この前のあゆのカウントダウンライヴの映像を見ていて、単純に、前から後ろまであるそれはそれは長ーーーい花道を走り、右に左に、踊り、振り絞り、歌う姿に感動してしまった。この人、倒れちゃうんじゃないかってくらいに動いていた。

以前、椎名林檎のライヴで、彼女がずっと肩にバッグをかけたまま歌っている姿に違和感を覚えたことがあった。内本順一さん(ライター)が彼女のライヴについて、「いろんな仕掛けを見せてはいるものの(ステージが回転したりもするものの)、椎名林檎自身が動くことはほとんどない。つまり音楽が躍動しようとしても、それに対して彼女は自然な肉体表現をせず……というかあえて拒否しているようにも見えて、それがなんか観ていて生理的に気持ちよくない」と書いていて、私の違和感を言い当ててくれたと思った。小物であり演出でありファッションなんだろうけど、そのバッグが妙に気になってしまい、どうしてバッグなんか持っているんだろう、「歌いづらそうだな」って思ったのだった。
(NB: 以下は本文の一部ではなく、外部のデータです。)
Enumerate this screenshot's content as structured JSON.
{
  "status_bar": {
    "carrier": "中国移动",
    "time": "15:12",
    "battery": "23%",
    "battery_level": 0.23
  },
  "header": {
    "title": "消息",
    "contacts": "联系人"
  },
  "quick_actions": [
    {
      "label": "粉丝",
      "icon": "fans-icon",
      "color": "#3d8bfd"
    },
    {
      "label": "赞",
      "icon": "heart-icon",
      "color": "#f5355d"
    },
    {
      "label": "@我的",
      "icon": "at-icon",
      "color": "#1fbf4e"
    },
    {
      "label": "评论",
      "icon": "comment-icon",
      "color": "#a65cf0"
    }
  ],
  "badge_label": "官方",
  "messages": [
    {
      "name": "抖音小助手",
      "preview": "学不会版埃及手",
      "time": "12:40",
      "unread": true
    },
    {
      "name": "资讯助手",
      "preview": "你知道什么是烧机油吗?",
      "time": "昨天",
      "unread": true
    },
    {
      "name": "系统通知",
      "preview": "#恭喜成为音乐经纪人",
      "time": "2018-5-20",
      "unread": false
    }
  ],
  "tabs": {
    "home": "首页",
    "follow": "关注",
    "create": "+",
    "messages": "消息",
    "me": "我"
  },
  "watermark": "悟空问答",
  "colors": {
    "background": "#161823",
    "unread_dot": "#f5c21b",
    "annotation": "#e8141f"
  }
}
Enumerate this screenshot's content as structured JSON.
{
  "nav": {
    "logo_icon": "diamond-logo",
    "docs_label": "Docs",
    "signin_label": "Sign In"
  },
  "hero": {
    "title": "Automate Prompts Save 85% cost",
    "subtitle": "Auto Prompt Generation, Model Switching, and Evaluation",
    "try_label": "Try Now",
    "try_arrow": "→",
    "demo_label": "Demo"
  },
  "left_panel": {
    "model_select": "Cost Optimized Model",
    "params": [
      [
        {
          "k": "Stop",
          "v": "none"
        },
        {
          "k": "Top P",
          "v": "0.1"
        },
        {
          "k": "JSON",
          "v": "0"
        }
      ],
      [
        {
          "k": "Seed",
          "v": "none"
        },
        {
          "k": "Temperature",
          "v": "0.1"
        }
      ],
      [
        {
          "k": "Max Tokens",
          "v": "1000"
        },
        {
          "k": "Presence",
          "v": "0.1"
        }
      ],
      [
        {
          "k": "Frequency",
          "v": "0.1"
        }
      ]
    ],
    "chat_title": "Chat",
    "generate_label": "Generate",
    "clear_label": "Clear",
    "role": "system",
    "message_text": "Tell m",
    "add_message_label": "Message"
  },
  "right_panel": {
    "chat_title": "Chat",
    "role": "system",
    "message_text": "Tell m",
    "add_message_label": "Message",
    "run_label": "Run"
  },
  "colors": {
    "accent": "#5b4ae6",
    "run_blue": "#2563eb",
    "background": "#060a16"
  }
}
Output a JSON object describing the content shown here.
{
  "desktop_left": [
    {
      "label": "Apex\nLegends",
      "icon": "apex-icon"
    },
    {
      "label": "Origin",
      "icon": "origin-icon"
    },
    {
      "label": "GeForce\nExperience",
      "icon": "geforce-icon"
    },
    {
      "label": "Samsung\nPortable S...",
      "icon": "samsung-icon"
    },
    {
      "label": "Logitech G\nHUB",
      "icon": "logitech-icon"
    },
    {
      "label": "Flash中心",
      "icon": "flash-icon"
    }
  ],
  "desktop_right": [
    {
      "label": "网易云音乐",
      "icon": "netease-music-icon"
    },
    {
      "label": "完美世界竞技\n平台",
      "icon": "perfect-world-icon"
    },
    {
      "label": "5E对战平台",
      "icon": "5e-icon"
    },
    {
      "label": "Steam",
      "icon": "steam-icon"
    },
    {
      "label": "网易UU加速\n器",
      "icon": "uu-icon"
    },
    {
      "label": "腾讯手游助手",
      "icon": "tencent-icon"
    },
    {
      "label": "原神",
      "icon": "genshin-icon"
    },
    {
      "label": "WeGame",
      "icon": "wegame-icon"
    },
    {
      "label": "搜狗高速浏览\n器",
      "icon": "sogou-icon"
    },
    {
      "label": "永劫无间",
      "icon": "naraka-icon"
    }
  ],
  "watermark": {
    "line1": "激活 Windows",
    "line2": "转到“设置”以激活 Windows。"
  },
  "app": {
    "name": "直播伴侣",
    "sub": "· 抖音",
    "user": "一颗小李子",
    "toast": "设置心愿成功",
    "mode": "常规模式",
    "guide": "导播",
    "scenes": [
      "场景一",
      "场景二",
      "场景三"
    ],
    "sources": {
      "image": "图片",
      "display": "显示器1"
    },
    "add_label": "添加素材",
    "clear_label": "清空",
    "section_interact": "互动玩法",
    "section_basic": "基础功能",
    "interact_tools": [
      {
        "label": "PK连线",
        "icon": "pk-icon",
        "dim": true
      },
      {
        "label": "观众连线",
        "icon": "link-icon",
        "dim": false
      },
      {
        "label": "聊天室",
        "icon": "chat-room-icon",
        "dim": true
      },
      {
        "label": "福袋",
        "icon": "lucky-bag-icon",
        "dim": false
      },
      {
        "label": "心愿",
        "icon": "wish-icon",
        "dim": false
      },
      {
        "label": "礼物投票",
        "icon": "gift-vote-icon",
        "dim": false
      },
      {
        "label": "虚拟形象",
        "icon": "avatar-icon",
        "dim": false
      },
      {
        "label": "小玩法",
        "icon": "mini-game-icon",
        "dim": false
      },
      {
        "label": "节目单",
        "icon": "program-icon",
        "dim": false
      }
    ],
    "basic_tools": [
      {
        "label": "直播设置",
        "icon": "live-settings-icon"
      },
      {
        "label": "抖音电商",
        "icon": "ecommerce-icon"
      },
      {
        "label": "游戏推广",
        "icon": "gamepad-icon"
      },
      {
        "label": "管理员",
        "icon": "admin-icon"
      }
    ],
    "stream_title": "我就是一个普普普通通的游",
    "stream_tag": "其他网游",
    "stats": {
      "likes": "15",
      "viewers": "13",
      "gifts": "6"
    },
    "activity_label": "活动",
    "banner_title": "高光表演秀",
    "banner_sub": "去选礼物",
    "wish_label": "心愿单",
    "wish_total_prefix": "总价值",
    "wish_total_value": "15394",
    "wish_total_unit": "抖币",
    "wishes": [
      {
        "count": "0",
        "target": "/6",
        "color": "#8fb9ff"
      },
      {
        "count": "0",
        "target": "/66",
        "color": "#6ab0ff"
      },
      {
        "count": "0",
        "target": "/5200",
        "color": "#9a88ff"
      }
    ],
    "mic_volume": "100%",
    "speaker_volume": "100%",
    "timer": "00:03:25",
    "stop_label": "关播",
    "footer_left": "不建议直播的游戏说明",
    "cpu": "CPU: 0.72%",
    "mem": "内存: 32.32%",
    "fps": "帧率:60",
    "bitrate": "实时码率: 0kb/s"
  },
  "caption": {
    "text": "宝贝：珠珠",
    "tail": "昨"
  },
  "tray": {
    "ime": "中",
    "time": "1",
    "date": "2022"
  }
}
比べる必要はないけれども、あゆなら、バッグをかけてたって、途中で放り投げちゃいそうだもんね(笑)。

芸歴63年に比べれば、あゆなんてまだまだまだまだだけど、そんな彼女の「全身で表現する姿」に素直に感動した。ものすごく基本的なことかも知れないけど。

あゆも一応11年くらいやってるのに、そこらの新人より動いてる。
音楽番組で、あゆが一番ノリノリ(本気)じゃん!みたいなね(笑)。

生きているだけで良い。

それは、怠惰か盲目か。

エレカシ新春ライヴで感じたもの。「音楽が良いから好き」を超えた感情。それは、今までの私には見えなかった景色だったような気がした。単に私が歳を取っただけか。

エレカシがエレカシで居続けてくれれば、あゆがあゆで居続けてくれれば、なんて、他力本願だよね。

エレカシは、あゆは、懸命に「もがき」なら、自分自身であり続けようとしている。

本当は、「生きているだけで良い」のにね。

私も「わからない」よ。
この文章に答えはないよ。

カウントダウンライヴのMCであゆはこう言ったんだ。

「2010年も、変わらずに私であり続けたいと思っていますので、みんなもみんなでいて下さい。